Zgoda na nieoczekiwane - Zwiastowanie
W DRODZE DO BETLEJEM
8 GRUDNIA 2024 R.
"W szóstym miesiącu posłał Bóg anioła Gabriela do miasta w Galilei, zwanego Nazaret, do Dziewicy poślubionej mężowi, imieniem Józef, z rodu Dawida; a Dziewicy było na imię Maryja. Anioł wszedł do Niej i rzekł: »Bądź pozdrowiona, pełna łaski, Pan z Tobą«.
Ona zmieszała się na te słowa i rozważała, co miałoby znaczyć to pozdrowienie. Lecz anioł rzekł do Niej: »Nie bój się, Maryjo, znalazłaś bowiem łaskę u Boga. Oto poczniesz i porodzisz Syna, któremu nadasz imię Jezus. Będzie On wielki i będzie nazwany Synem Najwyższego, a Pan Bóg da Mu tron Jego praojca, Dawida. [...]«. Na to Maryja rzekła do anioła: »Jakże się to stanie, skoro nie znam męża?« Anioł Jej odpowiedział: »Duch Święty zstąpi na Ciebie i moc Najwyższego osłoni Cię. Dlatego też Święte, które się narodzi, będzie nazwane Synem Bożym«. [...] Na to rzekła Maryja: »Oto Ja służebnica Pańska, niech Mi się stanie według twego słowa!« Wtedy odszedł od Niej anioł".
Ewangelia według św. Łukasza 1, 26-38.
Maryja - młoda kobieta - mieszka w niedużej miejscowości, zwanej Nazaret. Podobnie jak większość kobiet w jej wieku zajmuje się zwyczajnymi sprawami: krząta się przy domu, pomaga rodzicom i krewnym. Ma marzenia i plany na przyszłość. Niedawno zaręczyła się z Józefem, planują już ślub, potem wspólne życie. Wydaje się, że wszystko układa się tak, jak trzeba, jest dobrze. Nie ma wątpliwości, że Pan Bóg Jej obficie błogosławi.
I nagle to niecodzienne spotkanie z Aniołem Gabrielem... Fakt czy może halucynacja? I ta dziwna obietnica, że zostanie Matką Syna Bożego. Czy zrodziły się w Niej pytania o to, jak zareaguje Józef, gdy się dowie, że Ona zostanie matką? Jak o tym powiedzieć rodzicom, krewnym i znajomym? Po ludzku Maryja znalazła się w bardzo trudnej sytuacji. Jej niemalże idealny świat nagle rozpadł się na kawałki.

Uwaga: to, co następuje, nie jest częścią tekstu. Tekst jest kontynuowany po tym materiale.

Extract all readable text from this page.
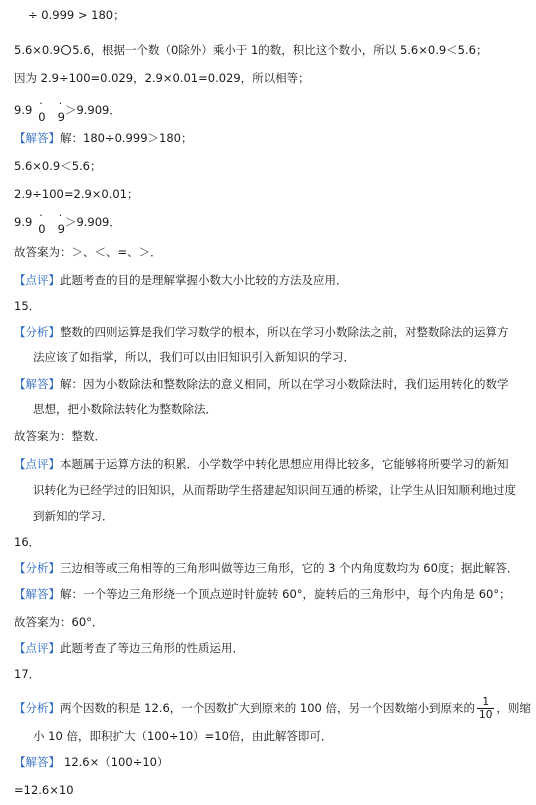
÷ 0.999 > 180；
5.6×0.9 5.6，根据一个数（0除外）乘小于 1的数，积比这个数小，所以 5.6×0.9＜5.6；
因为 2.9÷100=0.029，2.9×0.01=0.029，所以相等；
9.9 · 0 · 9＞9.909．
【解答】解：180÷0.999＞180；
5.6×0.9＜5.6；
2.9÷100=2.9×0.01；
9.9 · 0 · 9＞9.909．
故答案为：＞、＜、=、＞．
【点评】此题考查的目的是理解掌握小数大小比较的方法及应用．
15．
【分析】整数的四则运算是我们学习数学的根本，所以在学习小数除法之前，对整数除法的运算方
法应该了如指掌，所以，我们可以由旧知识引入新知识的学习．
【解答】解：因为小数除法和整数除法的意义相同，所以在学习小数除法时，我们运用转化的数学
思想，把小数除法转化为整数除法．
故答案为：整数．
【点评】本题属于运算方法的积累．小学数学中转化思想应用得比较多，它能够将所要学习的新知
识转化为已经学过的旧知识，从而帮助学生搭建起知识间互通的桥梁，让学生从旧知顺利地过度
到新知的学习．
16．
【分析】三边相等或三角相等的三角形叫做等边三角形，它的 3 个内角度数均为 60度；据此解答．
【解答】解：一个等边三角形绕一个顶点逆时针旋转 60°，旋转后的三角形中，每个内角是 60°；
故答案为：60°．
【点评】此题考查了等边三角形的性质运用．
17．
【分析】两个因数的积是 12.6，一个因数扩大到原来的 100 倍，另一个因数缩小到原来的 $\frac{1}{10}$ ，则缩
小 10 倍，即积扩大（100÷10）=10倍，由此解答即可．
【解答】 12.6×（100÷10）
=12.6×10
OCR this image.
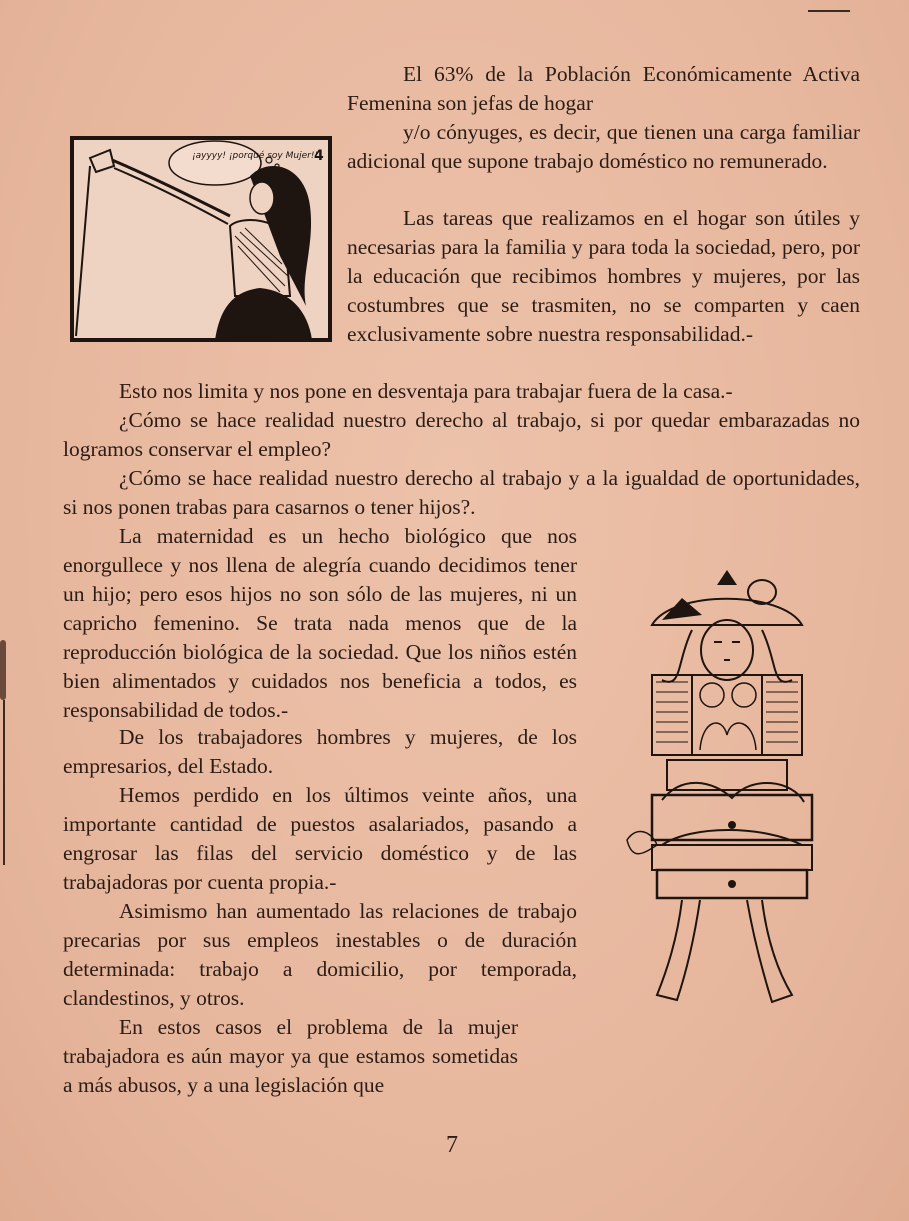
¡ayyyy! ¡porqué soy Mujer!!
4

El 63% de la Población Económicamente Activa Femenina son jefas de hogar

y/o cónyuges, es decir, que tienen una carga familiar adicional que supone trabajo doméstico no remunerado.

Las tareas que realizamos en el hogar son útiles y necesarias para la familia y para toda la sociedad, pero, por la educación que recibimos hombres y mujeres, por las costumbres que se trasmiten, no se comparten y caen exclusivamente sobre nuestra responsabilidad.-

Esto nos limita y nos pone en desventaja para trabajar fuera de la casa.-

¿Cómo se hace realidad nuestro derecho al trabajo, si por quedar embarazadas no logramos conservar el empleo?

¿Cómo se hace realidad nuestro derecho al trabajo y a la igualdad de oportunidades, si nos ponen trabas para casarnos o tener hijos?.

La maternidad es un hecho biológico que nos enorgullece y nos llena de alegría cuando decidimos tener un hijo; pero esos hijos no son sólo de las mujeres, ni un capricho femenino. Se trata nada menos que de la reproducción biológica de la sociedad. Que los niños estén bien alimentados y cuidados nos beneficia a todos, es responsabilidad de todos.-

De los trabajadores hombres y mujeres, de los empresarios, del Estado.

Hemos perdido en los últimos veinte años, una importante cantidad de puestos asalariados, pasando a engrosar las filas del servicio doméstico y de las trabajadoras por cuenta propia.-

Asimismo han aumentado las relaciones de trabajo precarias por sus empleos inestables o de duración determinada: trabajo a domicilio, por temporada, clandestinos, y otros.

En estos casos el problema de la mujer trabajadora es aún mayor ya que estamos sometidas a más abusos, y a una legislación que

7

Z jednej strony została wybrana przez Boga, powierzono Jej wspaniałą i odpowiedzialną rolę Matki Syna Bożego, z drugiej jednak strony musiała mierzyć się z domysłami ludzi, niedowierzeniem innych, rezygnacją ze swoich marzeń i planów.
Bycie "pielgrzymem nadziei" to wpuszczenie Pana Boga w moje "tu i teraz". Może moje plany i marzenia legną w gruzach, może będzie się trzeba zmierzyć z niezrozumieniem i wyśmianiem przez innych, może wcale nie będzie tak pięknie, jakby się mogło wydawać. Jednak mówiąc Bogu "tak", można mieć pewność, że wraz z nowym zadaniem Pan Bóg daje siły, mądrość i łaskę do wypełnienia tego, czego od każdego z nas oczekuje. Wyposaża nas na drogę, do której nas wzywa. I ostatecznie Pan Bóg daje nam więcej dobra i miłości, niż możemy to sobie wyobrazić.
ZADANIE
Przeczytaj z domownikami fragment z Pisma Świętego opisujący Zwiastowanie (Łk 1, 26-38), następnie we wspólnej modlitwie podziękujcie Maryi za Jej "tak".